Abstract

Abstract Airborne dust can alter ecosystem productivity and biogeochemical cycling by enhancing atmospheric nutrient and pollutant deposition. Wet dust deposition (dust‐in‐rain) is less frequently quantified than dry deposition but represents a potentially significant flux to ecosystems. We quantified dust‐in‐rain event frequency, dust influence on rainwater ionic and elemental composition, and wet dissolved and particulate deposition during weeks affected by dust‐in‐rain and all other weeks (background samples) at two sites across Texas (one arid, Guadalupe Mountains, and one humid, Gulf coastal prairie) during the centennial‐scale 2012 drought. Although dust‐in‐rain was sporadic, a clear dust signature was evident in rainwater. Compared to background samples, crustal species (Fe and Mn) were more prevalent than anthropogenic species (Cu and Zn) in dust‐in‐rain. Volume‐weighted mean rainwater concentrations of K + , Na + , and Cl − and of all particulate elements were also significantly greater in dust‐in‐rain than in background samples.

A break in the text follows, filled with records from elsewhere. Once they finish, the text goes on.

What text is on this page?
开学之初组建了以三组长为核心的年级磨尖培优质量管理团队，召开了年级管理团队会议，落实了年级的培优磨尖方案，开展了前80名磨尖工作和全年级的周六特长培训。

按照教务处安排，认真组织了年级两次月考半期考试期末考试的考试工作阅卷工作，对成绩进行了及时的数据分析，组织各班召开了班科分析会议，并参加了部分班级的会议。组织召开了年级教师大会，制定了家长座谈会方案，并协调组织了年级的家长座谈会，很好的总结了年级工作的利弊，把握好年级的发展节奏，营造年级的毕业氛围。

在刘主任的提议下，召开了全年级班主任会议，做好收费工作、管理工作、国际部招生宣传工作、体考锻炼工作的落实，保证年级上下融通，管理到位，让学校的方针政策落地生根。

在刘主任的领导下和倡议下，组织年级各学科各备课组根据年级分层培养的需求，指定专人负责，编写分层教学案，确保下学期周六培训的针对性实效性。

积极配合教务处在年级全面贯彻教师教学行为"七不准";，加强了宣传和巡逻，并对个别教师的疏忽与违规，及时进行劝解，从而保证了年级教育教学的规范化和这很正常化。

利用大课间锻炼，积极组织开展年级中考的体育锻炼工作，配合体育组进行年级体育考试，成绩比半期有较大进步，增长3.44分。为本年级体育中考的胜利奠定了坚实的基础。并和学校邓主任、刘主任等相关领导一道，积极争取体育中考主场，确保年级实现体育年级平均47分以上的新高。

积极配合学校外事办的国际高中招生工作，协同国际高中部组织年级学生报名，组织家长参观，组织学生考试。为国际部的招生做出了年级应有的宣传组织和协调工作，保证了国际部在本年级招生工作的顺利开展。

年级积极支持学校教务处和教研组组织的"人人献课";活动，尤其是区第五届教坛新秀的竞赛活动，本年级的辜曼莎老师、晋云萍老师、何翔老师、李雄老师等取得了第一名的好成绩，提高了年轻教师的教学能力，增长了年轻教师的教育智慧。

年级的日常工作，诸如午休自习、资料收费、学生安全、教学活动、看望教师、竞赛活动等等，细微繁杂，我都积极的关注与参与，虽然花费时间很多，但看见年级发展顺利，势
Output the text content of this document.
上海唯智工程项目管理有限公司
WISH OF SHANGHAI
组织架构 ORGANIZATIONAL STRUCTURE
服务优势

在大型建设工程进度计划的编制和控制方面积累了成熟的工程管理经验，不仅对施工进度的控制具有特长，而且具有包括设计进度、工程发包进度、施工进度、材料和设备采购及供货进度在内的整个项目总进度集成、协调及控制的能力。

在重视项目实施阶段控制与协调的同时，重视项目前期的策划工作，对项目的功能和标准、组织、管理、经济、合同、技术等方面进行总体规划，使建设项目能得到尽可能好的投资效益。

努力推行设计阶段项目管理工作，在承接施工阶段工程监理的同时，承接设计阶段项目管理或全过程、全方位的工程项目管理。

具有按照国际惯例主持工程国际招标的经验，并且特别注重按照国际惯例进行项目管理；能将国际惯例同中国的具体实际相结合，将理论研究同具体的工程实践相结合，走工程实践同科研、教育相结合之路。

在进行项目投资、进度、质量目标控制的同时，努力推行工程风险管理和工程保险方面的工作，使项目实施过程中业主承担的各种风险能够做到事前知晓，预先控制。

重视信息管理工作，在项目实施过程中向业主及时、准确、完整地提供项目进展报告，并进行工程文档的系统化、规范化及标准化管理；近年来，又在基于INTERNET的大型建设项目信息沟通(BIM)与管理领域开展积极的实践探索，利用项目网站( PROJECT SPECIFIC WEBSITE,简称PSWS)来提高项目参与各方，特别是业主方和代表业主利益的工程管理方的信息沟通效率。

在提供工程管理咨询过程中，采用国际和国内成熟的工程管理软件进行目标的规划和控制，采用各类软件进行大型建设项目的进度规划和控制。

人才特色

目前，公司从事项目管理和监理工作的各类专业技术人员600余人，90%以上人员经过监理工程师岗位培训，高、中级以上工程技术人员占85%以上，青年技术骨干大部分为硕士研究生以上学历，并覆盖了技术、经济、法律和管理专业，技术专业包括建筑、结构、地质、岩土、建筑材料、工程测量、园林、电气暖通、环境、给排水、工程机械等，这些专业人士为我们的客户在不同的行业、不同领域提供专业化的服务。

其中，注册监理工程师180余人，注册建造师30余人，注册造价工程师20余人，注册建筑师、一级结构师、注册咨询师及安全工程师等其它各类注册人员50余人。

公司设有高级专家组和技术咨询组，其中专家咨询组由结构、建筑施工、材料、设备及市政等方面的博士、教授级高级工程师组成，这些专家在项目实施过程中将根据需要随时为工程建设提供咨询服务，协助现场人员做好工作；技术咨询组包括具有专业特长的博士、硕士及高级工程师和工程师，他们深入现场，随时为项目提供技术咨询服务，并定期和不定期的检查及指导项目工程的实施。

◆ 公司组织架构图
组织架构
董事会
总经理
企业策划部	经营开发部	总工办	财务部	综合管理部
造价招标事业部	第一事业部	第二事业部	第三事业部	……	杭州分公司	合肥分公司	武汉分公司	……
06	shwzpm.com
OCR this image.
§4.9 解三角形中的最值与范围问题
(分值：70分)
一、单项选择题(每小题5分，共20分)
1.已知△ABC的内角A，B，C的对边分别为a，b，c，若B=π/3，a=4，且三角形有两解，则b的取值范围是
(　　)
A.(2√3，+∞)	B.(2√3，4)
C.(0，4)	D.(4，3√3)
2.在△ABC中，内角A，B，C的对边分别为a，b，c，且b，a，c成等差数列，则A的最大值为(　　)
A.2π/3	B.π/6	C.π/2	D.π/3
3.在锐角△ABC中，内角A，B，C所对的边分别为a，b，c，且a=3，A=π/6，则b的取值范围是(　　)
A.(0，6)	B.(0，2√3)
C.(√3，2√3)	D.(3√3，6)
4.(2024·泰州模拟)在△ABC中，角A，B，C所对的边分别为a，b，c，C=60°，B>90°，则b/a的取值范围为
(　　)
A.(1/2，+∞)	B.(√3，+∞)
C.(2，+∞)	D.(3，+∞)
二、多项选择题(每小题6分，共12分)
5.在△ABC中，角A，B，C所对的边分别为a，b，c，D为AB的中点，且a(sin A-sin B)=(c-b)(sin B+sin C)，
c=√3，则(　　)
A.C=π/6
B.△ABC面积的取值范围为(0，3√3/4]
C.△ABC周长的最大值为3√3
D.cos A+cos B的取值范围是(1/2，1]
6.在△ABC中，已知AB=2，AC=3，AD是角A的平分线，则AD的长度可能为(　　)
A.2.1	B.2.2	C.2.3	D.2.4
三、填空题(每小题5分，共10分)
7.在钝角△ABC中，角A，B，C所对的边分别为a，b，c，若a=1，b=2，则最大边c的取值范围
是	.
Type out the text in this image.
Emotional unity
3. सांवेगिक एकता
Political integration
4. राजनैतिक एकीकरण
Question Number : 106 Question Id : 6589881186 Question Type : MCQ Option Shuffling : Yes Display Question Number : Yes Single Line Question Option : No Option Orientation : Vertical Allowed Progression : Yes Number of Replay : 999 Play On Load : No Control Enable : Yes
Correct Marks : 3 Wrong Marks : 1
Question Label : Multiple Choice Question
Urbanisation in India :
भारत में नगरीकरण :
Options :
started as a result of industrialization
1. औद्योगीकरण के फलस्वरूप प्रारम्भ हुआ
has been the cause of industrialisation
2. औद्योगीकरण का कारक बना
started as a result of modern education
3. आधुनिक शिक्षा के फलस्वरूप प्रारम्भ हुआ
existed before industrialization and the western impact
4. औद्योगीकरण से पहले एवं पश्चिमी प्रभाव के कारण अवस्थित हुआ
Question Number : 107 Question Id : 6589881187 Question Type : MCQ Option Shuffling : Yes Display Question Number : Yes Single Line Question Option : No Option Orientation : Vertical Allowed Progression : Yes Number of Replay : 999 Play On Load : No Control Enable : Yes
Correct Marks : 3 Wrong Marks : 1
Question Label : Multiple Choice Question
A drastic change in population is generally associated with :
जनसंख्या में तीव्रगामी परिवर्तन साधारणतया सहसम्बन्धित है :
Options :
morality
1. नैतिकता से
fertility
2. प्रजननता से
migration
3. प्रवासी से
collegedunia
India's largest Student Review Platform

In the Guadalupe Mountains, West Texas, dust‐in‐rain contributed nearly 50% of annual wet dissolved Na + and Cl − and 22–35% of dissolved Ca 2+ , Mg 2+ , K + , and PO 4 3− deposition. In the Gulf coastal prairie, East Texas, dust‐in‐rain delivered 19%, 13%, and 9% of annual wet dissolved PO 4 3− , Ca 2+ , and K + deposition, respectively. A major proportion of annual wet particulate deposition (>56% in Guadalupe Mountains and ~30% in Gulf coastal prairie) similarly occurred with dust‐in‐rain. Our findings show that infrequent dust‐in‐rain events constitute an important but overlooked pathway for elemental flux to ecosystems in arid source and humid receptor sites during severe drought. Quantifying these fluxes is crucial to determine dust impacts on ecosystem processes.